When he left Recruit Training Command, there’d been speculation that he would end up in a rifle company with a number of his former recruits. The 1MIEF personnel department had killed that idea, however, and in fairly short order. Marine recruits were instilled with the absolute and unvarying principle of the Corps—Marines work together, as a unit. However, learning that basic lesson as they go through boot camp, most Marines reach graduation hating their DI. Respecting him, yes, but hating him nonetheless.
It wasn’t that 1MIEF’s command constellation was afraid that some former recruit of Warhurst’s was going to get even some night on deployment. Platoon AIs were good watchdogs when it came to that sort of thing. They were conscious, though, of the need for a smoothly functioning structure at the squad, platoon, and company levels. Hatred—or fear—of a squad mate during a combat situation when everyone needed to work together smoothly, as a unit, might get Marines killed.
So Gunny Warhurst had been assigned to an Ontos crew, a demanding billet that required experienced combat veterans, rather than newbies. The platoon’s fresh meat would do best in assault platoons where they could draw on one another—and on the old hands in each platoon—for support and strength. Serving a gun station on an Ontos required more seasoning, and the ability to link very closely indeed with the vehicle commander, and with the other gunner on board.

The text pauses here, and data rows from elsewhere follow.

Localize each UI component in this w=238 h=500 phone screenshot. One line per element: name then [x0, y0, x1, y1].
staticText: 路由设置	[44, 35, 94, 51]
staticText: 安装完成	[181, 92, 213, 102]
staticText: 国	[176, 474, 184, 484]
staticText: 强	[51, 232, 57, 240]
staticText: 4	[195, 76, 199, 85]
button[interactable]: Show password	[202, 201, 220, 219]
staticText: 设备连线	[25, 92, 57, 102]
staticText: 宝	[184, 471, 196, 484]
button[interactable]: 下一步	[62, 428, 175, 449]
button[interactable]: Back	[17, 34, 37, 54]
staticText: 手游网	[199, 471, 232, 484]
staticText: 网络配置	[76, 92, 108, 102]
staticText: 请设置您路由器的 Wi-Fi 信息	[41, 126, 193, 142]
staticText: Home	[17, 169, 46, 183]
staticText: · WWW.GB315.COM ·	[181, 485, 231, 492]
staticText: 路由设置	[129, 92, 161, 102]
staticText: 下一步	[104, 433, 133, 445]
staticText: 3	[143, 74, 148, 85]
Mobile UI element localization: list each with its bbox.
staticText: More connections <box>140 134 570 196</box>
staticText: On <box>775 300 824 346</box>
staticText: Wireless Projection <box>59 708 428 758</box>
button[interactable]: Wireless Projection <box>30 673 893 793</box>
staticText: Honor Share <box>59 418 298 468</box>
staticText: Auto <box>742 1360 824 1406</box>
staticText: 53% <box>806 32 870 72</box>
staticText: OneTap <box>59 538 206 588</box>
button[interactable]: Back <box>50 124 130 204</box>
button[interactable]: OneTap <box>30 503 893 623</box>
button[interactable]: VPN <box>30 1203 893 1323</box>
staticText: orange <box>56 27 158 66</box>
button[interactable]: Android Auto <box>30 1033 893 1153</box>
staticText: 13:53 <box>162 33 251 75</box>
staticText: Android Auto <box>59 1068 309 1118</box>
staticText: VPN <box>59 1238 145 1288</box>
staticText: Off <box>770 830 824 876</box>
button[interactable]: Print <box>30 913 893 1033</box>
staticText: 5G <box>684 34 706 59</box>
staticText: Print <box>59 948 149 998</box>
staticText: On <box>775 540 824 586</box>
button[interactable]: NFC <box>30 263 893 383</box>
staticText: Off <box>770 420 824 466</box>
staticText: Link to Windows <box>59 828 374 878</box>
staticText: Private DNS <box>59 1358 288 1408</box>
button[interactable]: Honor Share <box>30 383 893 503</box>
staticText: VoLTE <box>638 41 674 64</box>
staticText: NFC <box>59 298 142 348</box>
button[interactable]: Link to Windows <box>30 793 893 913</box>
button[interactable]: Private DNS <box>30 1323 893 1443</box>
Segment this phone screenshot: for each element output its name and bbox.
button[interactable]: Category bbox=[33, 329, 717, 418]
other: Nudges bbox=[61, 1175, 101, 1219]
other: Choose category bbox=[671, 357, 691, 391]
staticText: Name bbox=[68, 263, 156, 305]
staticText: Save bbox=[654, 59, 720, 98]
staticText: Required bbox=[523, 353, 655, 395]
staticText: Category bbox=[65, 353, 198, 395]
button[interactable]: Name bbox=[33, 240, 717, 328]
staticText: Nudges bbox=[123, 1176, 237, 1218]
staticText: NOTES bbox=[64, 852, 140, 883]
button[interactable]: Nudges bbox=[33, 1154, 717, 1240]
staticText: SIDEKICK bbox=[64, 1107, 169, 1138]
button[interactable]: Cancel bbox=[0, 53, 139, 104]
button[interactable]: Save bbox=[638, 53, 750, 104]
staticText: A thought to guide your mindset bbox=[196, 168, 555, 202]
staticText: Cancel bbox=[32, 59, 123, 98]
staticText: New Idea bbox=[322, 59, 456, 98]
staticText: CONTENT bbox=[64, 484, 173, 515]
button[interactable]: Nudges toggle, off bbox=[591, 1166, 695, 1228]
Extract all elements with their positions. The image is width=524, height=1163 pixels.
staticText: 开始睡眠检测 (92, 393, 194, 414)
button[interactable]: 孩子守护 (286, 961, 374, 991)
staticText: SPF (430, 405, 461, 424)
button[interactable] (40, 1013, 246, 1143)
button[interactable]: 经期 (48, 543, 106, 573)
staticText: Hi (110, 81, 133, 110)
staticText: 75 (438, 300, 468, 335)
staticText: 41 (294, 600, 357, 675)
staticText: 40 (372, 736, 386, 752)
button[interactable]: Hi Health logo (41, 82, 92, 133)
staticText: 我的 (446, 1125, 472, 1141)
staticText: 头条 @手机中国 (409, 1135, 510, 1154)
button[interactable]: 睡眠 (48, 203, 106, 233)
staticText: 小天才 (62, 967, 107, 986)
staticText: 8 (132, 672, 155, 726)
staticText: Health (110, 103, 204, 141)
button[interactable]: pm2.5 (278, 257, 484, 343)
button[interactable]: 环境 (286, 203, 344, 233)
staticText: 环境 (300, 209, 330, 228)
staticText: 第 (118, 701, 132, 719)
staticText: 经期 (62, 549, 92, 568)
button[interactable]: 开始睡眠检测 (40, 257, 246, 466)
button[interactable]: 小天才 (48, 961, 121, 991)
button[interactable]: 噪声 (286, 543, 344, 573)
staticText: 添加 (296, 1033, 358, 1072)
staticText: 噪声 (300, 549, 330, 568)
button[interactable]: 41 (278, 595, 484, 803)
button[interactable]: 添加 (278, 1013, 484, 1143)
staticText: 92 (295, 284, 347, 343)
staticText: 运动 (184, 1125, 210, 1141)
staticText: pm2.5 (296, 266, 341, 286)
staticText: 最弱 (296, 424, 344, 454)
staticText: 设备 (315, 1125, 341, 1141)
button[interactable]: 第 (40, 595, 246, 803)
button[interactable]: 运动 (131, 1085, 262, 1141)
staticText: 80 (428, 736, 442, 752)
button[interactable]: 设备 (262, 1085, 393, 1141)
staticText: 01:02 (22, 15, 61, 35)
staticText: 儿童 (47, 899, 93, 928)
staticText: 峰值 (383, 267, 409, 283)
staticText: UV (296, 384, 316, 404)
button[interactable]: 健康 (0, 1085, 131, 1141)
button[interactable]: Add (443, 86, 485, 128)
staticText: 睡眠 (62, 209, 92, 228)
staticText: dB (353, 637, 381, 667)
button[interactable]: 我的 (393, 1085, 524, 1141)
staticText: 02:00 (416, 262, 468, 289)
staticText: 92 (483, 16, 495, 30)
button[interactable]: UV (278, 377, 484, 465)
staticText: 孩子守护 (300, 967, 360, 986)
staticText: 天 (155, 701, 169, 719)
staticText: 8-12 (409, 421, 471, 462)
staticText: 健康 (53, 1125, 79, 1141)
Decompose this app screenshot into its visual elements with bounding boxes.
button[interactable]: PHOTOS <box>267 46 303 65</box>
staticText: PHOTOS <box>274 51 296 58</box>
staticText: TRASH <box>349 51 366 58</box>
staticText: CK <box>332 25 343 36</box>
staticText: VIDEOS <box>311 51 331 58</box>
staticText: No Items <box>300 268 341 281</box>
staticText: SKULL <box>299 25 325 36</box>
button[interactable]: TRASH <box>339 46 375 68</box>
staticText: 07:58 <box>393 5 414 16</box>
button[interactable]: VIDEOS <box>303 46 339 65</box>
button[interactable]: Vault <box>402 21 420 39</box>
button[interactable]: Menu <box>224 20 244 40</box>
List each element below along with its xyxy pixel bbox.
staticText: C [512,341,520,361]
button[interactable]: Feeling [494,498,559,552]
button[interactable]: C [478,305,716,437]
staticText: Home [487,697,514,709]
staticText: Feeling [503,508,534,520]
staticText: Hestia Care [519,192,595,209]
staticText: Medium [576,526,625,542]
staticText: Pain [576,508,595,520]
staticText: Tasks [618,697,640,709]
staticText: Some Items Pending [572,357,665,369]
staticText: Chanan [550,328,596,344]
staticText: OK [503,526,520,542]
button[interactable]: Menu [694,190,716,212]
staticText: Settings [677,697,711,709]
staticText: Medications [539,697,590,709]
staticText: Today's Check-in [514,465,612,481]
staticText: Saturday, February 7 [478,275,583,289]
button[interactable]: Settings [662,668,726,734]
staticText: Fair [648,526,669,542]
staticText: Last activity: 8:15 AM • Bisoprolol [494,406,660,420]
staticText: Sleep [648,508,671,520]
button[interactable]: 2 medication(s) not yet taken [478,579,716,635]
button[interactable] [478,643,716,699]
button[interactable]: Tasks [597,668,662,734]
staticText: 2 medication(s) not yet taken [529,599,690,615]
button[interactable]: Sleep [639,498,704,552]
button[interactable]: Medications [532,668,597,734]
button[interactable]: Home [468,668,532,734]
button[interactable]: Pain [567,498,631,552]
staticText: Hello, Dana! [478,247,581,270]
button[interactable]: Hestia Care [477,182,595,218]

Warhurst’s relief at being in action again had more, much more, to do with his need to get away from Mars and the still-burning pain of having been evicted from his family. The psych AIs at Ares RTC had tried to counsel him through the rough parts, but he honestly couldn’t tell now if they’d done a damned thing to help.
H
e knew he was still spending way too much time uselessly rehearsing conversations in his head. He so wanted his family—especially Julie—to understand, to, to what? To come to their senses and feel how he needed the Corps, to understand that this was his family as much as the Tamalyn-Danner line marriage, because, damn it, the Corps was a part of who and what he was, that he could no more discard it than he could discard his own heart.
He was beginning to realize that a lot of his grief was centered less on losing Julie, Eric, Donal, and Callie than it was on being rejected. Dumped. As though he meant nothing to any of them, had contributed nothing, had been nothing. When he thought about how they’d cast him aside, it was all he could do to see through that haze of enveloping white pain…a searing mingling of grief and loss, of fury and hatred and broken ego and insulted honor and yearning desire.
He hated them all, now. And he still wanted them to come back, to say it had all been a mistake.
He still wanted to love them….
Damn it, he was doing it again. Focus, you idiot! he snarled at himself, furious. Pay attention to what you’re doing or you’ll get us all killed!
The Ontos had vaulted through the emptiness between the Lejeune and the enemy monitor, shifting vectors wildly and rapidly in order to make things as difficult as possible for the Rommel’s fire-control AIs. Drawing on the ZPE energy tap on board the Lejeune, the Ontos could afford the added power-hungry luxury of phase-shifting, which made the enemy’s job even harder in terms of target acquisition and lock, and provided some measure of defense against beams and shrapnel.
But not complete protection, he noted, as a small hivel slug struck the Ontos amidships. He felt the staggering shock as a few grams of depleted uranium passed through the ship. Most of the released kinetic energy, fortunately, was dissipated by the Ontos’ phase-shifted state, but enough leaked through to jar his teeth.